The students of Rome’s La Sapienza University have apparently embarrassed themselves by forcing Pope Benedict XVI to cancel a planned speech. They planned to shout down the speech, Fascist-fashion, with loud rock music had he appeared. The speech was to be on the death penalty and the case to abolish it.
The students don't want to hear about the death penalty? No, that was not the problem. This was pure ad hominem—it was because it was the Pope who was saying it. Sadly, it seems their expensive education has not managed to get so far as to show that ad hominem arguments are worthless.
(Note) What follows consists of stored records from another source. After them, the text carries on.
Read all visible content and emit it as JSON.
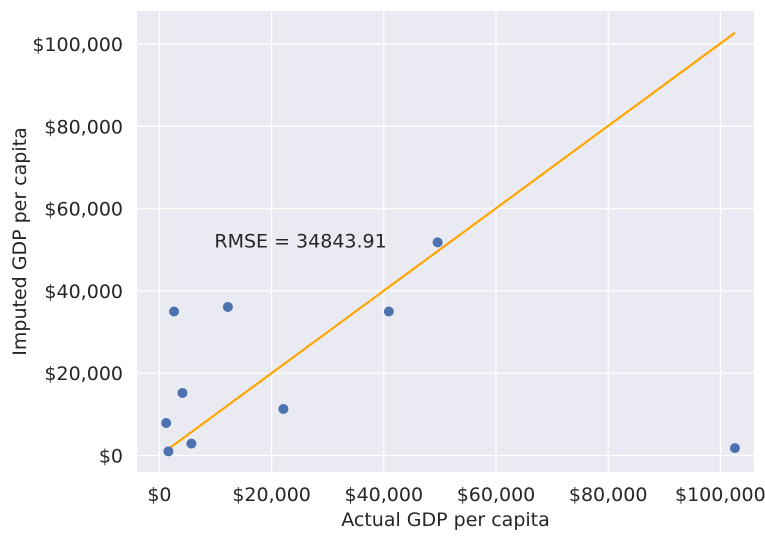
{
  "chart_data": {
    "type": "scatter",
    "title": "",
    "xlabel": "Actual GDP per capita",
    "ylabel": "Imputed GDP per capita",
    "xlim": [
      -4000,
      106000
    ],
    "ylim": [
      -4000,
      108000
    ],
    "xticks": [
      0,
      20000,
      40000,
      60000,
      80000,
      100000
    ],
    "xtick_labels": [
      "$0",
      "$20,000",
      "$40,000",
      "$60,000",
      "$80,000",
      "$100,000"
    ],
    "yticks": [
      0,
      20000,
      40000,
      60000,
      80000,
      100000
    ],
    "ytick_labels": [
      "$0",
      "$20,000",
      "$40,000",
      "$60,000",
      "$80,000",
      "$100,000"
    ],
    "grid": true,
    "background_color": "#eaeaf2",
    "point_color": "#4c72b0",
    "line_color": "#ffa500",
    "points": [
      {
        "x": 1200,
        "y": 7900
      },
      {
        "x": 1600,
        "y": 1000
      },
      {
        "x": 2600,
        "y": 35000
      },
      {
        "x": 4100,
        "y": 15200
      },
      {
        "x": 5700,
        "y": 2900
      },
      {
        "x": 12200,
        "y": 36100
      },
      {
        "x": 22100,
        "y": 11300
      },
      {
        "x": 40900,
        "y": 35000
      },
      {
        "x": 49600,
        "y": 51800
      },
      {
        "x": 102600,
        "y": 1800
      }
    ],
    "fit_line": {
      "x": [
        1200,
        102600
      ],
      "y": [
        1200,
        102700
      ]
    },
    "annotation": {
      "text": "RMSE = 34843.91",
      "x": 9800,
      "y": 50500
    }
  }
}
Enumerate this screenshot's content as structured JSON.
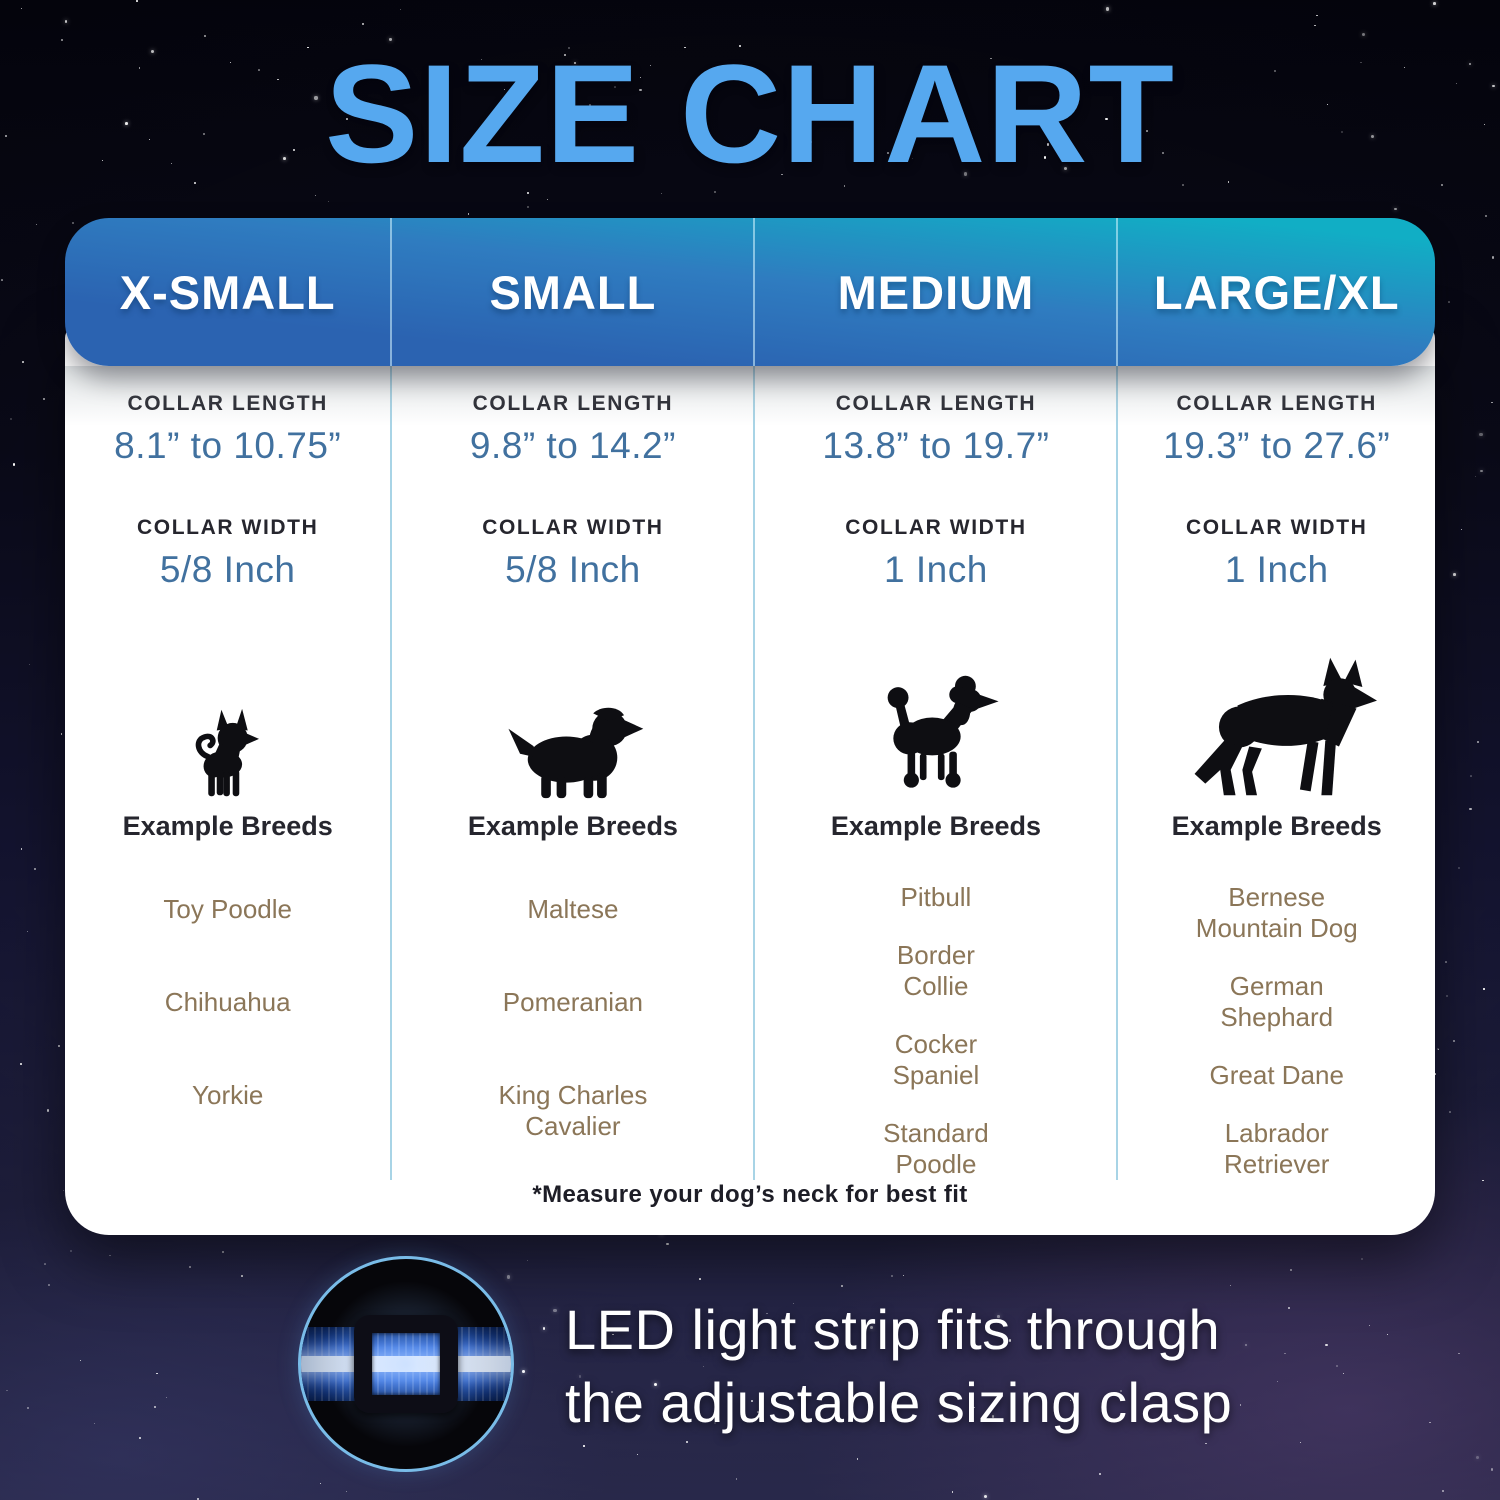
{
  "title": "SIZE CHART",
  "labels": {
    "collar_length": "COLLAR LENGTH",
    "collar_width": "COLLAR WIDTH",
    "breeds_heading": "Example Breeds"
  },
  "columns": [
    {
      "size": "X-SMALL",
      "collar_length": "8.1” to 10.75”",
      "collar_width": "5/8 Inch",
      "dog_icon": "chihuahua-silhouette",
      "breeds": [
        "Toy Poodle",
        "Chihuahua",
        "Yorkie"
      ]
    },
    {
      "size": "SMALL",
      "collar_length": "9.8” to 14.2”",
      "collar_width": "5/8 Inch",
      "dog_icon": "cavalier-spaniel-silhouette",
      "breeds": [
        "Maltese",
        "Pomeranian",
        "King Charles\nCavalier"
      ]
    },
    {
      "size": "MEDIUM",
      "collar_length": "13.8” to 19.7”",
      "collar_width": "1 Inch",
      "dog_icon": "poodle-silhouette",
      "breeds": [
        "Pitbull",
        "Border\nCollie",
        "Cocker\nSpaniel",
        "Standard\nPoodle"
      ]
    },
    {
      "size": "LARGE/XL",
      "collar_length": "19.3” to 27.6”",
      "collar_width": "1 Inch",
      "dog_icon": "german-shepherd-silhouette",
      "breeds": [
        "Bernese\nMountain Dog",
        "German\nShephard",
        "Great Dane",
        "Labrador\nRetriever"
      ]
    }
  ],
  "footnote": "*Measure your dog’s neck for best fit",
  "callout": {
    "line1": "LED light strip fits through",
    "line2": "the adjustable sizing clasp",
    "image": "collar-clasp-led-photo"
  },
  "colors": {
    "title_blue": "#56a8ef",
    "header_gradient_blue": "#2b63b1",
    "header_gradient_teal": "#11aec5",
    "header_text": "#ffffff",
    "value_blue": "#41719f",
    "label_dark": "#26262e",
    "breed_brown": "#8b7658",
    "divider_blue": "#a8d4e6",
    "collar_blue": "#3f7cf0",
    "led_stripe_white": "#ffffff"
  }
}
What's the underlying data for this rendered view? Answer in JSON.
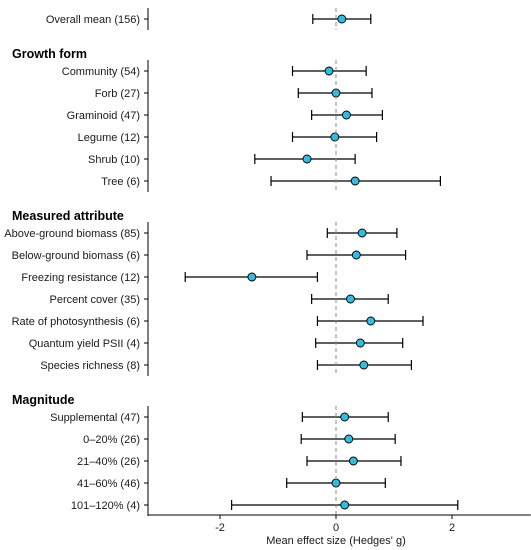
{
  "chart_data": {
    "type": "forest",
    "xlabel": "Mean effect size (Hedges' g)",
    "xlim": [
      -3.3,
      3.3
    ],
    "x_ticks": [
      -2,
      0,
      2
    ],
    "x_tick_labels": [
      "-2",
      "0",
      "2"
    ],
    "reference_line": 0,
    "marker_color": "#33bbe0",
    "groups": [
      {
        "title": "",
        "rows": [
          {
            "label": "Overall mean (156)",
            "mean": 0.1,
            "lower": -0.4,
            "upper": 0.6
          }
        ]
      },
      {
        "title": "Growth form",
        "rows": [
          {
            "label": "Community (54)",
            "mean": -0.12,
            "lower": -0.75,
            "upper": 0.52
          },
          {
            "label": "Forb (27)",
            "mean": 0.0,
            "lower": -0.65,
            "upper": 0.62
          },
          {
            "label": "Graminoid (47)",
            "mean": 0.18,
            "lower": -0.42,
            "upper": 0.8
          },
          {
            "label": "Legume (12)",
            "mean": -0.02,
            "lower": -0.75,
            "upper": 0.7
          },
          {
            "label": "Shrub (10)",
            "mean": -0.5,
            "lower": -1.4,
            "upper": 0.33
          },
          {
            "label": "Tree (6)",
            "mean": 0.33,
            "lower": -1.12,
            "upper": 1.8
          }
        ]
      },
      {
        "title": "Measured attribute",
        "rows": [
          {
            "label": "Above-ground biomass (85)",
            "mean": 0.45,
            "lower": -0.15,
            "upper": 1.05
          },
          {
            "label": "Below-ground biomass (6)",
            "mean": 0.35,
            "lower": -0.5,
            "upper": 1.2
          },
          {
            "label": "Freezing resistance (12)",
            "mean": -1.45,
            "lower": -2.6,
            "upper": -0.32
          },
          {
            "label": "Percent cover (35)",
            "mean": 0.25,
            "lower": -0.42,
            "upper": 0.9
          },
          {
            "label": "Rate of photosynthesis (6)",
            "mean": 0.6,
            "lower": -0.32,
            "upper": 1.5
          },
          {
            "label": "Quantum yield PSII (4)",
            "mean": 0.42,
            "lower": -0.35,
            "upper": 1.15
          },
          {
            "label": "Species richness (8)",
            "mean": 0.48,
            "lower": -0.32,
            "upper": 1.3
          }
        ]
      },
      {
        "title": "Magnitude",
        "rows": [
          {
            "label": "Supplemental (47)",
            "mean": 0.15,
            "lower": -0.58,
            "upper": 0.9
          },
          {
            "label": "0–20% (26)",
            "mean": 0.22,
            "lower": -0.6,
            "upper": 1.02
          },
          {
            "label": "21–40% (26)",
            "mean": 0.3,
            "lower": -0.5,
            "upper": 1.12
          },
          {
            "label": "41–60% (46)",
            "mean": 0.0,
            "lower": -0.85,
            "upper": 0.85
          },
          {
            "label": "101–120% (4)",
            "mean": 0.15,
            "lower": -1.8,
            "upper": 2.1
          }
        ]
      }
    ]
  }
}
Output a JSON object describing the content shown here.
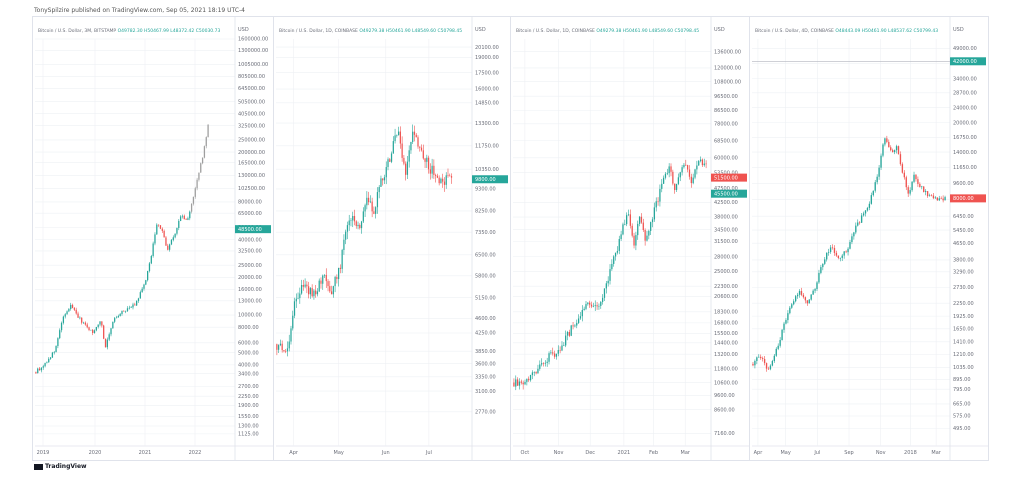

More: they have apparently not yet grasped the principle of academic freedom; nor of the free exchange of ideas as the essence of the university; nor of free enquiry. But no surprise here; many of their professors joined in the protest. If they too do not know these things, they are surely not capable, ever, of teaching them. Perhaps Adam Smith was right, when he argued, over two hundred years ago, that the real purpose of a university was not to promote and protect knowledge, as claimed, but to promote and protect the class interests of the faculty and staff. There be pharisees.
So much, too, for any smug claims that modern Western culture is any less inclined to censor than are Islamists—a point Iran’s President Ahmadinejad archly demonstrated by holding a competition for cartoons on the theme of the Holocaust. The postmodernist, politically correct left is at least as eager to censor as any Islamofascist. The two are natural and actual allies, and work eagerly together through Canada’s Orwellian-titled “Human Rights Commissions.” Everything we are now blaming the Islamists for, the “new left” did first.
Benedict cannot be permitted to speak, according to the radical students and faculty, because he "condemns centuries of scientific and cultural growth by affirming anachronistic dogmas such as Creationism, while attacking scientific free-thought and promoting mandatory heterosexuality."
The obvious example, I suppose, of the church’s attempt to prevent scientific and cultural growth was its founding of La Sapienza University back in 1303. At least, its current students seem determined to demonstrate that this is the ultimate result of that initiative.
These thoroughly modern academics are determined to demonstrate to the whole world that they do not want to learn any unfamiliar thoughts or ideas. And they demonstrate that they are currently quite ignorant of the key thoughts and ideas of Western culture. They do not even know, and cannot be bothered to check, that the Catholic Church has no dogma of Creationism. “Creationism,” as that term is commonly used, has never been the position of the Catholic Church, which has had no quarrel with Darwin.
Sadly, this general ignorance of our own religious heritage is everywhere; it is a testament to the failure of our entire education system. According to The Economist, less than half of Americans can name the first book of the Bible, and only a third know who delivered the Sermon on the Mount. Yet what could be more fundamental to Western culture?
The students, supposedly Italy’s intellectual elite, also claim that Benedict is against “scientific free-thought,” apparently on the basis of a speech he made in 1990 in which he quoted philosopher Paul Feyerabend’s opinion that the conviction of Galileo for heresy was “rational and just.”
But the students are displaying themselves to the world in dunce caps: can they not grasp that they are demonstrating exactly the dogmatism today of which they dubiously accuse the church four hundred years ago?
And have they never learned the difference between quoting and expressing one’s own views? This bodes ill for Italian scholarship; it is one scholarship’s most basic rule. One wonders how much plagiarism there must be at La Sapienza U.
Ironically, the one thing that might save universities from such sophistry is a return to their original religious sense of mission.